The pennies in the middle, in baggies within bottles, are sorted by color, and carefully counted into 50 bags of heads and 50 of tails. They will be the front and back layers of the map. The ones in the bottles on the left will be the middle, mostly unseen layers. The ones on the right are extra.
Haven't posted in here for a while, but I'm still making slow progress. Pictured here is the second half of the acrylic strips. There are 27 strips in the three stacks on the right. Each has one row of disks drilled down the center. The stack on the left is 6 more odd-sized pieces. I'm going to drill out the stack on the left next. Then I'll do two more rows on the other 27 strips, one row on either side of the center. About 35 hours of drilling left, and 25 hours of filing. (sigh)
Done drilling and filing the stack of odd-sized pieces on the left. That's 473 disks. It took 22 hours, spread out over 28 days. There are 27 strips in the other three stacks. I will drill 44 more disks out of each strip, so 1188 left. (heavy sigh)
I'm sick of drilling and filing, so I'm setting up my living room for the final assembly. This is exciting! Giving up the living room for at least three months. (I still have 6-8 weeks of drilling to do.)
I'm tipping these up about 2 degrees, to get a little help from gravity to keep the pennies tight together.
Bed sheet on the platform, to keep the glass from getting scratched.
I stood that up against the wall about 10 months ago. Just set it back down tonight. 390 lbs!
Taking the frame apart.
I flipped that top piece of glass over onto the floor, but I shouldn't have done it by myself. Scraped my arm.
Going to have a bruise there tomorrow. But no broken bones, and no broken glass.
Leaned the glass up against the frame, but I can't figure out how to get it up onto the platform by myself. Will wait for help.
Here's the impression in the carpet where the frame was sitting for almost a year, including three bumps where the holes were.
Got help from my roommate, Becky Garrett. Put the first pane of glass in place.
Made some supports to hold the frame up during assembly. The glass could probably support the frame, but I don't want to put extra stress on it.
The tops of the supports.
Half of the frame, held up by the supports.
Band clamps hold the frame tight to the edge of the glass.
There's an awkward little divot in the corner of the frame...
...so I cut this piece of acrylic to fit.
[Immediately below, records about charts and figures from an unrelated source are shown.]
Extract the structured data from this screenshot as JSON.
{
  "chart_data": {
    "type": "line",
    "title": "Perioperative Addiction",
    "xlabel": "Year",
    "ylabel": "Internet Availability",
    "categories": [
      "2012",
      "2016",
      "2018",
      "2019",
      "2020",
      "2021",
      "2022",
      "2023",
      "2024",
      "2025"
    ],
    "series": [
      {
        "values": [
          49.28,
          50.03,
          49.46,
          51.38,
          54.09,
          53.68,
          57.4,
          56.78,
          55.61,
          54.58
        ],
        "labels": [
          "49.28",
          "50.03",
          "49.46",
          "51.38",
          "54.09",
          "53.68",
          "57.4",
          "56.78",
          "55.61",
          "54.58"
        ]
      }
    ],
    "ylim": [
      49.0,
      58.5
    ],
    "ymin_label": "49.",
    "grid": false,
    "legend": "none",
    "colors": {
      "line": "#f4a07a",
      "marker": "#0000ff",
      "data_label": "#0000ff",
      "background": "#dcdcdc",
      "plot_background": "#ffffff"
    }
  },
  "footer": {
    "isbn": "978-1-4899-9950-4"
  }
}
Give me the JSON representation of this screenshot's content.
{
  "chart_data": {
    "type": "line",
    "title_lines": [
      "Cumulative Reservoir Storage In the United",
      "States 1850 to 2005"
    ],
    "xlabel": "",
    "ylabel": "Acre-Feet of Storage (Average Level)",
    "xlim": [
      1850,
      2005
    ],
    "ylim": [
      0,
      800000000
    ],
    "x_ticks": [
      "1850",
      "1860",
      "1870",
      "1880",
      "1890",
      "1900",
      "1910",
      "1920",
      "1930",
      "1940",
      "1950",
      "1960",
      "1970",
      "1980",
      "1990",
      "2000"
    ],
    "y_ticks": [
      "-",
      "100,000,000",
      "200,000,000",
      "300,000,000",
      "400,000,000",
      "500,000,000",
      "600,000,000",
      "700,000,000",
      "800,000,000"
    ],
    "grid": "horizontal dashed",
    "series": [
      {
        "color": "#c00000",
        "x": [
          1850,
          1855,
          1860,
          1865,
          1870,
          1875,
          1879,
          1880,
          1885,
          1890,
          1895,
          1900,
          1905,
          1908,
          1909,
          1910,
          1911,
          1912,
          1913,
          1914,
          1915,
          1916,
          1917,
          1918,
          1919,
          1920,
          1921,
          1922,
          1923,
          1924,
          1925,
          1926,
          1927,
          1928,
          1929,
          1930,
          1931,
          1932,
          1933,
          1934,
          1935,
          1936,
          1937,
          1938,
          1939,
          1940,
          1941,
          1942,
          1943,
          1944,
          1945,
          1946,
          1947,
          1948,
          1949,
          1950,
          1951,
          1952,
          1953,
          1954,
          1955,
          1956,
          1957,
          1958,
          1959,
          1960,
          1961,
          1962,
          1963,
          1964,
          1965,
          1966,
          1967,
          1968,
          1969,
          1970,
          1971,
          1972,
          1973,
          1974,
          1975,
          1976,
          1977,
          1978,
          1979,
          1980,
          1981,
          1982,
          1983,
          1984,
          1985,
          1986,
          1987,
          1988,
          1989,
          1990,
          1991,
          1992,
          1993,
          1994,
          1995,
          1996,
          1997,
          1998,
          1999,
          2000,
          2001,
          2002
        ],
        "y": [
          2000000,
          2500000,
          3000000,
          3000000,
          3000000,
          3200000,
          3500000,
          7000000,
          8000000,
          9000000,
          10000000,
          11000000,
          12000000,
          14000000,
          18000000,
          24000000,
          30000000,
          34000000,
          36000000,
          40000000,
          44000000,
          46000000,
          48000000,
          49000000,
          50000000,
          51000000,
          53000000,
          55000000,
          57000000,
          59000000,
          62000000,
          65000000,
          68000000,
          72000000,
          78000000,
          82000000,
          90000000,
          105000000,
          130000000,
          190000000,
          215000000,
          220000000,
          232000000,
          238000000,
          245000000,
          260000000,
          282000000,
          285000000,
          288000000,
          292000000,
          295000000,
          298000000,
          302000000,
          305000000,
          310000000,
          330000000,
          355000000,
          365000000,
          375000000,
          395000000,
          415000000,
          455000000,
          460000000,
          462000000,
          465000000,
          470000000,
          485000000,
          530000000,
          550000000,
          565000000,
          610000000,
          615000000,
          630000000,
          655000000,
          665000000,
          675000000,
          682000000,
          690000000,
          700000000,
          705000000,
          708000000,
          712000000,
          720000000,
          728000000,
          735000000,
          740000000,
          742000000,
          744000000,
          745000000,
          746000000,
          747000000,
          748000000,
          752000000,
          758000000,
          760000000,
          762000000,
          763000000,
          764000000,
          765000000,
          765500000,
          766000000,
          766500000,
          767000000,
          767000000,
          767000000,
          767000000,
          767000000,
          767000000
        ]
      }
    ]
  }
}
Who says you don't use geometry in real life?
This is how it will fit in the corner, and start the first few rows of disks.
Here's the same 9 pieces, stuck in the corner of the frame. Fits like a charm.
Additional rows of disks are stacking correctly. Very pleased, and very excited.
6 days later - Here's half of the bruise. The other half, on the back side of my arm, isn't quite as bad.
Getting ready to mount the GoPro camera. When they were building my townhome, I had them wire the living room for surround sound. Didn't put speakers in yet, but there are five holes in the ceiling for them. I threaded a string through each hole.
Making a little basket to hold the camera. Starts with a piece of cardboard with some foam padding on it, and a hole for the lens.
Then several more layers of cardboard, with holes big enough for the whole camera. (which is not very big)
Put the camera in the hole, and a rubber band to hold it in case the basket tips.
Then I tied the strings to the basket. Right now, it's nearly centered over the map. But I can pull/loosen the strings to get shots at different angles. I'm sure there are tripods and booms and stuff to do this. But this whole setup cost $5. Just have to take it down every two hours, offload the new pictures, and swap the battery.
The first overhead shot. Those are my feet at the bottom of the picture. I'm standing on the floor, snapping the picture remotely via an app on my smartphone. Also note the book on the desk in the upper-left. It's holding down two of the strings that are holding up the camera.
step 13 - Final assembly! Here's the first three rows of disks.
The remote control for the GoPro is in my left hand. A click on the remote takes the picture.
Done drilling the stack on the left. That's 392 disks. Took 9 hours, spread over 9 days. I have to do that much two more times, then I'm DONE DRILLING.
Done drilling disks for the map. Will make about 75 more for souvenirs.